First Tennessee Bank's investment advisers and clients are only slowly warming up to its fee-based registered investment advisory platform.

Rhomes Aur, the executive vice president of wealth management at the First Horizon Corp. unit, said he expects broader interest soon, but analysts said the Memphis company needs to be realistic, since fee-based platforms take time to resonate with customers. "It's like taking olives out of a jar," Aur said in an interview. "Once you get the first one out, the rest of them fall out too."

The registered investment advisory platform, which First Tennessee unveiled in June 2008, has been "fully embraced" by 15% of the bank's 90 advisers, he said. Marketing of the platform, which is available to advisers in First Tennessee's private banking and wealth management units, was increased early this year, and assets under management should reach $100 million by yearend.

One factor in the slow start has been the economic downturn, but reps have also been hesitant about being compensated under a fee-based approach, Aur said. Arrangements that involve advice and fees typically pay advisers 1% to 1.5% a year of a client's assets, while commission-based sales pay larger amounts up front.

Fee-based accounts are catching on rather slowly at banks, according to Kehrer-Limra. It said fee-based platforms accounted for 6.7% of bank investment programs' revenue in 2007. Kenneth Kehrer, the research director at Kehrer-Limra, said the riddle of how to make fee-based investment sales appealing to brokers is slowing acceptance of that model throughout the industry.

He said banks are not willing to pay advisers attractive sums up front for the assets they bring in "because it's like paying in advance."

One solution is to hire reps who already have a large book of fee-based business. Fulton Financial Corp. in Lancaster, Pa., hired 15 advisers over the past year who have helped its retail brokerage unit build its fee-based platform to about $150 million of assets within the past six months, said David Hanson, chairman of Fulton Financial Advisors, the bank's wealth unit.

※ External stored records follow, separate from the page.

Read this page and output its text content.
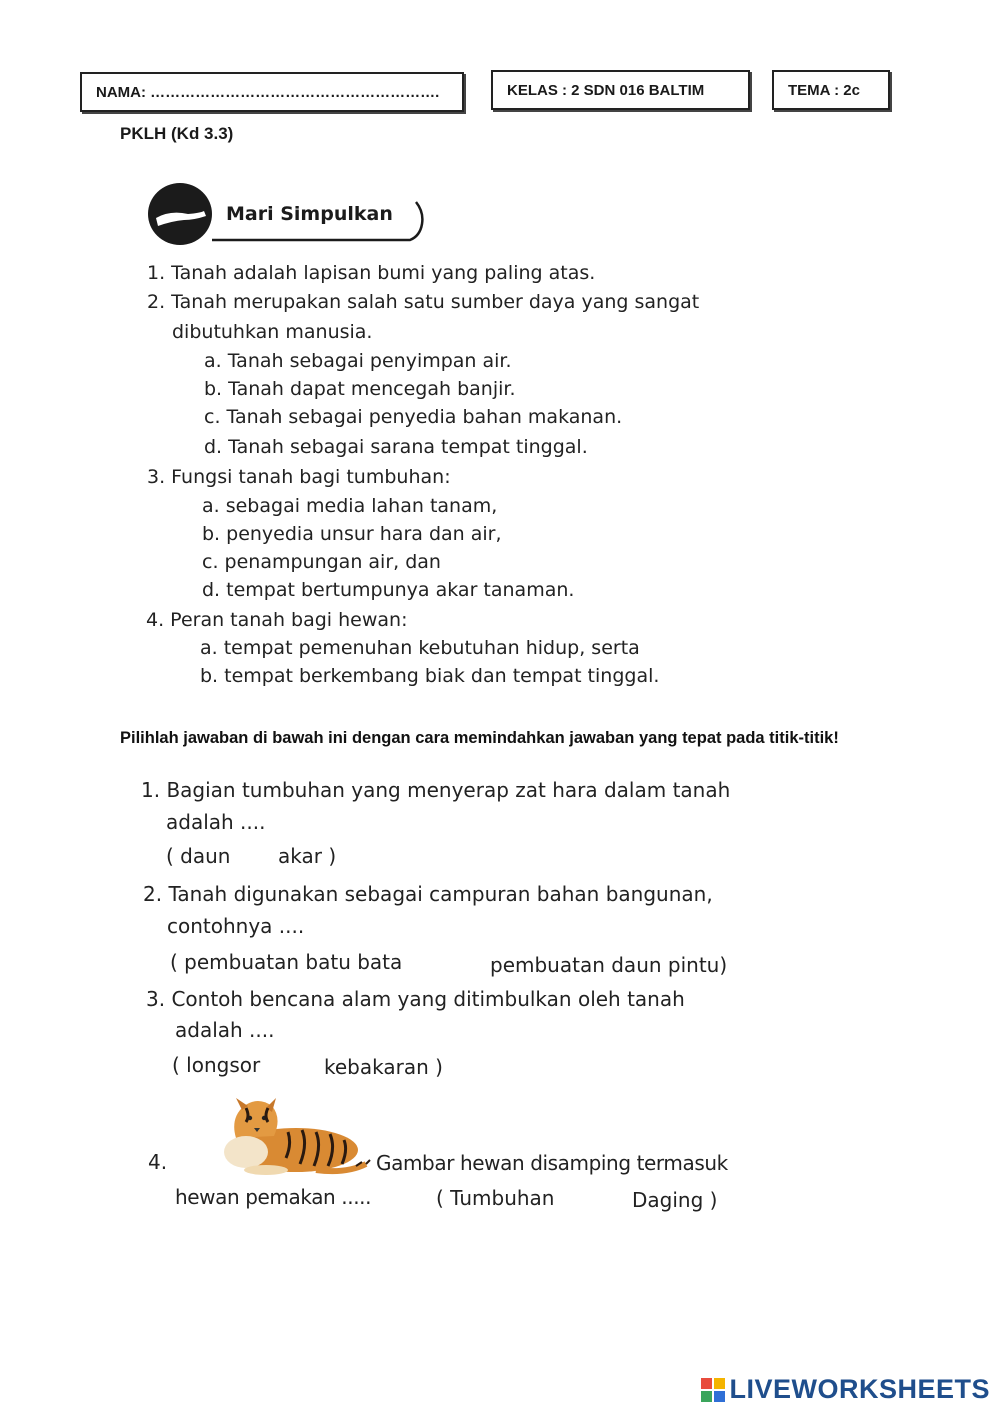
NAMA: ………………………………………………….	KELAS : 2 SDN 016 BALTIM	TEMA : 2c
PKLH (Kd 3.3)
Mari Simpulkan
1. Tanah adalah lapisan bumi yang paling atas.
2. Tanah merupakan salah satu sumber daya yang sangat
dibutuhkan manusia.
a. Tanah sebagai penyimpan air.
b. Tanah dapat mencegah banjir.
c. Tanah sebagai penyedia bahan makanan.
d. Tanah sebagai sarana tempat tinggal.
3. Fungsi tanah bagi tumbuhan:
a. sebagai media lahan tanam,
b. penyedia unsur hara dan air,
c. penampungan air, dan
d. tempat bertumpunya akar tanaman.
4. Peran tanah bagi hewan:
a. tempat pemenuhan kebutuhan hidup, serta
b. tempat berkembang biak dan tempat tinggal.
Pilihlah jawaban di bawah ini dengan cara memindahkan jawaban yang tepat pada titik-titik!
1. Bagian tumbuhan yang menyerap zat hara dalam tanah
adalah ....
( daun akar )
2. Tanah digunakan sebagai campuran bahan bangunan,
contohnya ....
( pembuatan batu bata	pembuatan daun pintu)
3. Contoh bencana alam yang ditimbulkan oleh tanah
adalah ....
( longsor	kebakaran )
4.	Gambar hewan disamping termasuk
hewan pemakan .....	( Tumbuhan	Daging )
LIVEWORKSHEETS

"We've made a lot more progress a lot more quickly than I would have anticipated," he said. "By far the biggest progress we've seen has been from recruiting."

It's a challenge to convert brokers to the fee approach, Hanson said. The brokerage has been on a push to expand its fee-based business since the middle of last year, when it converted to a Raymond James Financial Corp. platform. Between the gradual acceptance from existing brokers, and the influx of new brokers, Fulton Financial Advisors expects to increase revenue, he said.

Mutual fund investors shifted away from commissions and toward fees last year. Of new fund sales through brokers and advisers in 2008, 62% did not involve front-end fees, according to a study by Strategic Insight Mutual Fund Research and Consulting LLC.

At First Tennessee, reps say that clients who have adopted the fee-based approach said like the sense of having their interests aligned with their advisers, Aur said. It developed its RIA platform to generate more revenue from affluent clients. He said stronger market conditions could lead to a spike in growth.

"A down market is not a good time to roll out anything," he said. "But now that we're out there, when the market turns we will have a chance to capture assets and clients from other firms."